Topic: Electronic Fetal Monitoring in Developing Nations – A Public Health Threat
The 24th World Association for Medical Law (WAML) Congress was held in Tel Aviv, Israel on 2-6 September 2018. Leading international experts discussed topics related to Global Health, Medical Law and Bioethics, with a focus on Public Health concerns.
James C. Johnston, MD, JD, reviewed the use of electronic fetal monitoring (EFM) in Africa, and presented a paper co-authored with pre-eminent medical malpractice attorney Thomas P. Sartwelle, renowned medical ethicist Professor Dr. Berna Arda, and leading neurologist Dr. Mehila Zebenigus from Ethiopia.
Dr. James C. Johnston raised the concern that EFM has no proven efficacy in childbirth yet it is being increasingly employed in sub-Saharan Africa in a misguided approach to reduce perinatal morbidity and mortality. In fact, EFM has a 99.8% false positive rate, and does not prevent or predict cerebral palsy or any other neonatal neurological disorder. It does cause significant harm by dramatically increasing the cesarean section rate with all of the attendant risks and complications of that procedure, as well as increasing the risk that babies born in this manner may have a higher incidence of developing chronic diseases such as juvenile arthritis, asthma, inflammatory bowel disease, and neurodevelopmental problems.
After reviewing the overwhelming evidence against EFM, Dr. Johnston discussed the recent trend of developed countries to stop this procedure through specific guidelines published by birth-related professional organizations in the United States, United Kingdom, Canada, Australia and New Zealand. For example, the United Kingdom National Institute for Health and Care Excellence states “Do not offer electronic fetal monitoring to women at low risk.”
And yet, EFM is rapidly increasing throughout sub-Saharan Africa due to a combination of intense marketing from the EFM manufacturing companies, and the failure of the medical community to understand that the procedure causes more harm than good to mothers and babies. Dr.
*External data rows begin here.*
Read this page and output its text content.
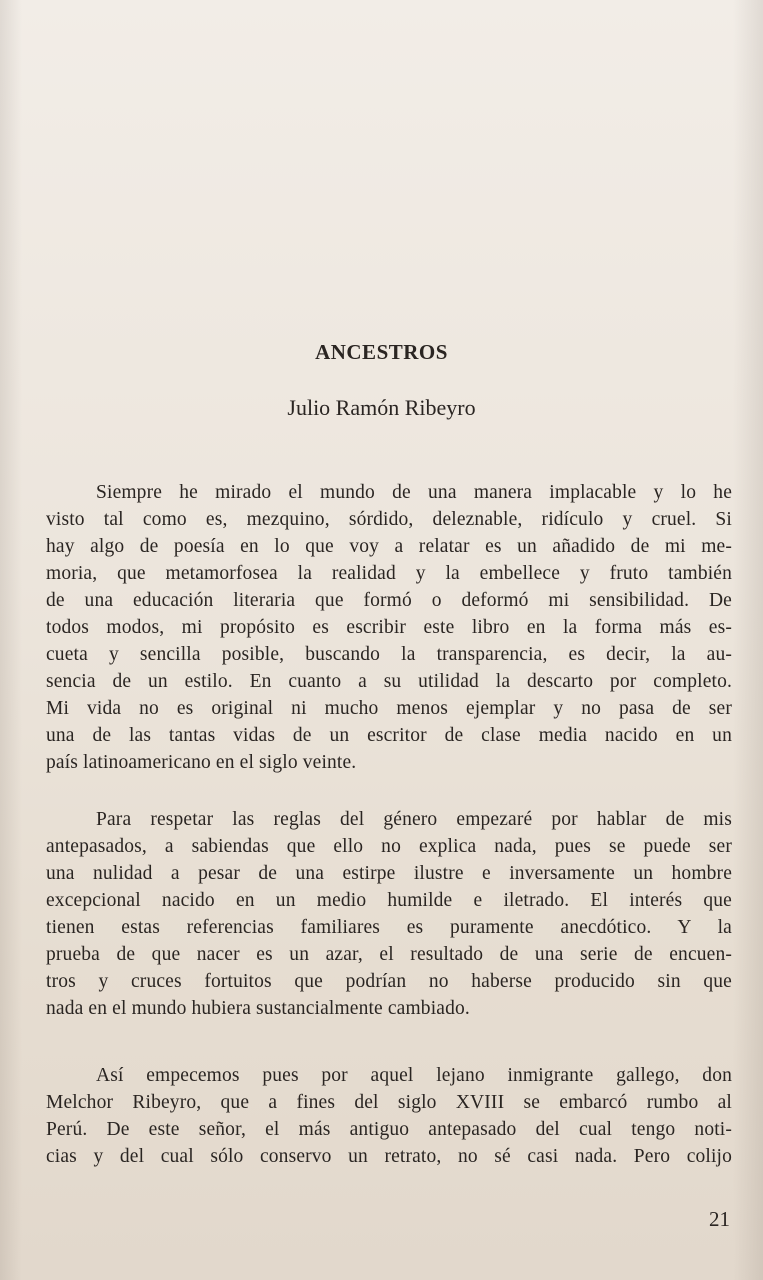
ANCESTROS

Julio Ramón Ribeyro

Siempre he mirado el mundo de una manera implacable y lo he
visto tal como es, mezquino, sórdido, deleznable, ridículo y cruel. Si
hay algo de poesía en lo que voy a relatar es un añadido de mi me-
moria, que metamorfosea la realidad y la embellece y fruto también
de una educación literaria que formó o deformó mi sensibilidad. De
todos modos, mi propósito es escribir este libro en la forma más es-
cueta y sencilla posible, buscando la transparencia, es decir, la au-
sencia de un estilo. En cuanto a su utilidad la descarto por completo.
Mi vida no es original ni mucho menos ejemplar y no pasa de ser
una de las tantas vidas de un escritor de clase media nacido en un
país latinoamericano en el siglo veinte.

Para respetar las reglas del género empezaré por hablar de mis
antepasados, a sabiendas que ello no explica nada, pues se puede ser
una nulidad a pesar de una estirpe ilustre e inversamente un hombre
excepcional nacido en un medio humilde e iletrado. El interés que
tienen estas referencias familiares es puramente anecdótico. Y la
prueba de que nacer es un azar, el resultado de una serie de encuen-
tros y cruces fortuitos que podrían no haberse producido sin que
nada en el mundo hubiera sustancialmente cambiado.

Así empecemos pues por aquel lejano inmigrante gallego, don
Melchor Ribeyro, que a fines del siglo XVIII se embarcó rumbo al
Perú. De este señor, el más antiguo antepasado del cual tengo noti-
cias y del cual sólo conservo un retrato, no sé casi nada. Pero colijo

21
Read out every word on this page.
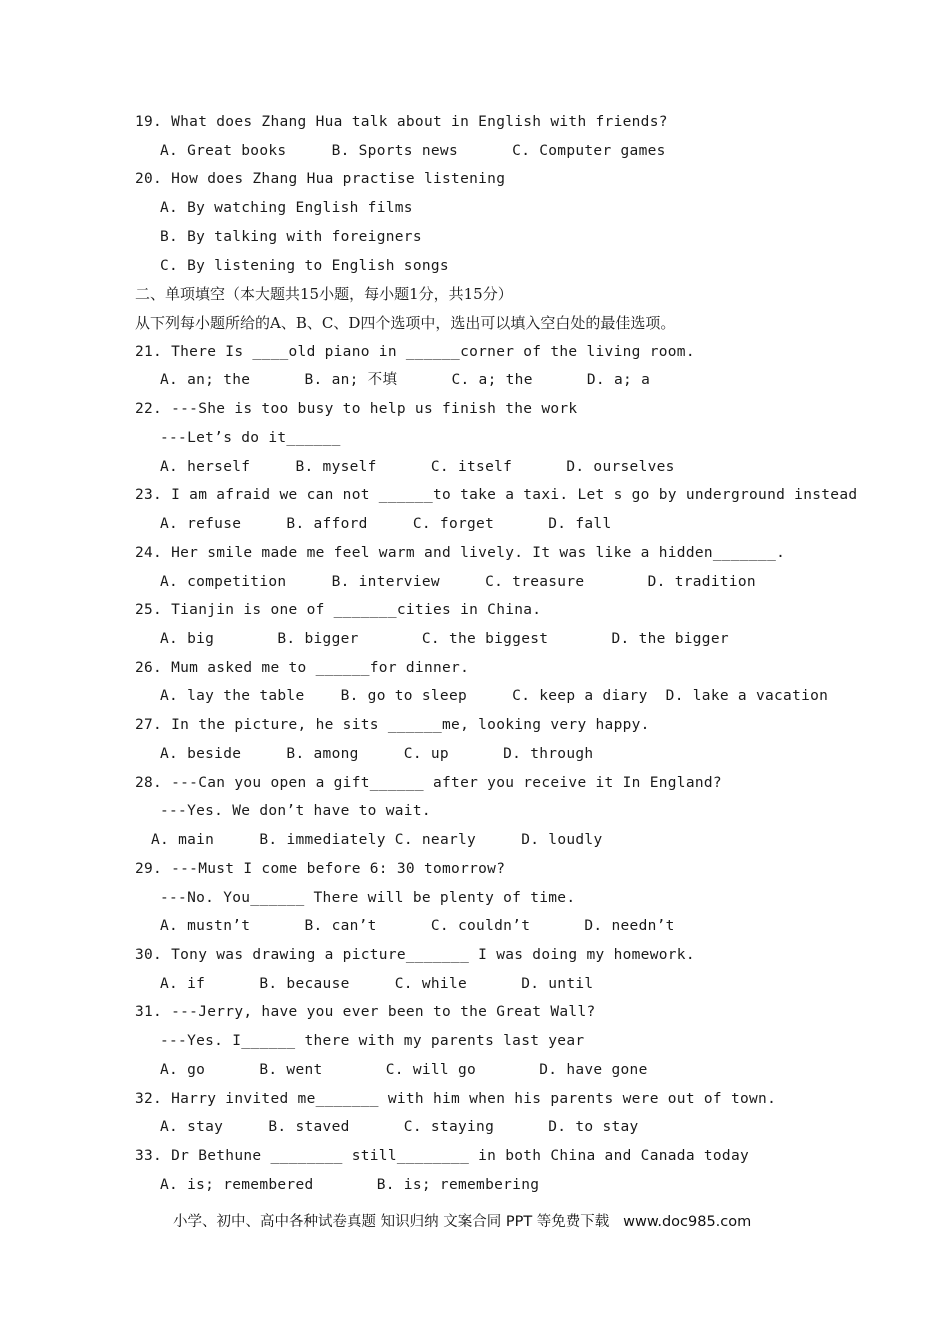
19. What does Zhang Hua talk about in English with friends?
A. Great books     B. Sports news      C. Computer games
20. How does Zhang Hua practise listening
A. By watching English films
B. By talking with foreigners
C. By listening to English songs
二、单项填空（本大题共15小题，每小题1分，共15分）
从下列每小题所给的A、B、C、D四个选项中，选出可以填入空白处的最佳选项。
21. There Is ____old piano in ______corner of the living room.
A. an; the      B. an; 不填      C. a; the      D. a; a
22. ---She is too busy to help us finish the work
---Let’s do it______
A. herself     B. myself      C. itself      D. ourselves
23. I am afraid we can not ______to take a taxi. Let s go by underground instead
A. refuse     B. afford     C. forget      D. fall
24. Her smile made me feel warm and lively. It was like a hidden_______.
A. competition     B. interview     C. treasure       D. tradition
25. Tianjin is one of _______cities in China.
A. big       B. bigger       C. the biggest       D. the bigger
26. Mum asked me to ______for dinner.
A. lay the table    B. go to sleep     C. keep a diary  D. lake a vacation
27. In the picture, he sits ______me, looking very happy.
A. beside     B. among     C. up      D. through
28. ---Can you open a gift______ after you receive it In England?
---Yes. We don’t have to wait.
A. main     B. immediately C. nearly     D. loudly
29. ---Must I come before 6: 30 tomorrow?
---No. You______ There will be plenty of time.
A. mustn’t      B. can’t      C. couldn’t      D. needn’t
30. Tony was drawing a picture_______ I was doing my homework.
A. if      B. because     C. while      D. until
31. ---Jerry, have you ever been to the Great Wall?
---Yes. I______ there with my parents last year
A. go      B. went       C. will go       D. have gone
32. Harry invited me_______ with him when his parents were out of town.
A. stay     B. staved      C. staying      D. to stay
33. Dr Bethune ________ still________ in both China and Canada today
A. is; remembered       B. is; remembering
小学、初中、高中各种试卷真题 知识归纳 文案合同 PPT 等免费下载   www.doc985.com
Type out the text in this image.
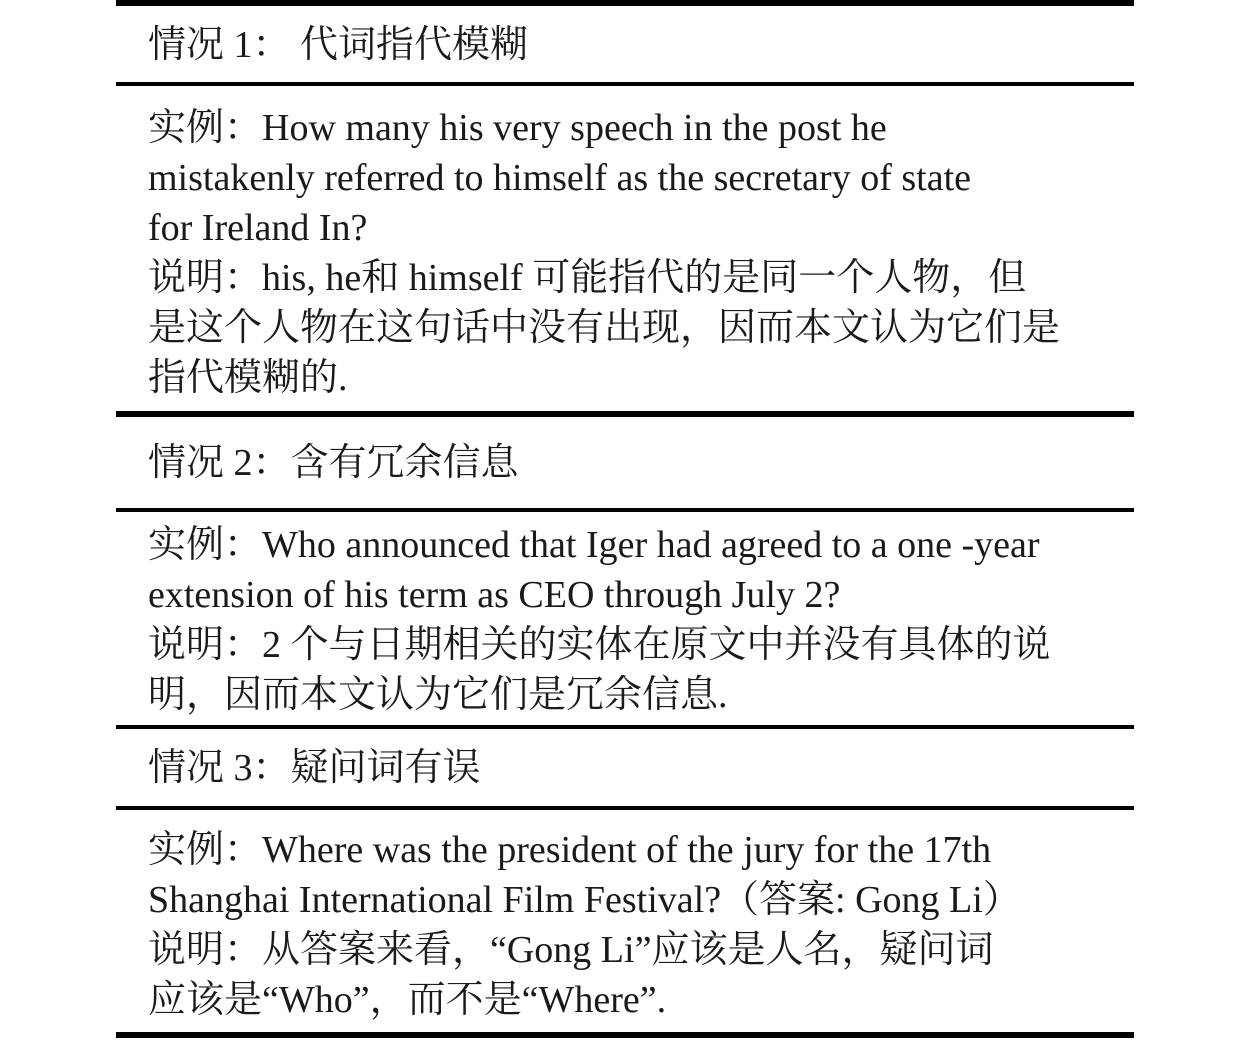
情况 1： 代词指代模糊
实例：How many his very speech in the post he
mistakenly referred to himself as the secretary of state
for Ireland In?
说明：his, he和 himself 可能指代的是同一个人物，但
是这个人物在这句话中没有出现，因而本文认为它们是
指代模糊的.
情况 2：含有冗余信息
实例：Who announced that Iger had agreed to a one -year
extension of his term as CEO through July 2?
说明：2 个与日期相关的实体在原文中并没有具体的说
明，因而本文认为它们是冗余信息.
情况 3：疑问词有误
实例：Where was the president of the jury for the 17th
Shanghai International Film Festival?（答案: Gong Li）
说明：从答案来看，“Gong Li”应该是人名，疑问词
应该是“Who”，而不是“Where”.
James C. Johnston provided specific examples of the marketing, including the Allied Market Research ‘Global Fetal Monitoring Report’ which concluded that the fetal monitoring market is expected “to reach USD 3.6 Billion by 2022,” that the market in “developing countries is lucrative,” and there is a “perpetual need” for these EFM machines.
Dr. Johnston and his colleagues concluded that the WHO should establish guidelines stating that EFM is an experimental procedure that is not scientifically reliable, the standard of care does not warrant EFM in low risk pregnancies, and it should not be performed. This will allow local health boards in each country to adopt the guidelines, and ensure the medical community stops harming mothers and babies through this procedure. Then, the resources wasted on EFM can be properly allocated to provide additional training of midwives and healthcare workers, and provide care for children with cerebral palsy and related conditions.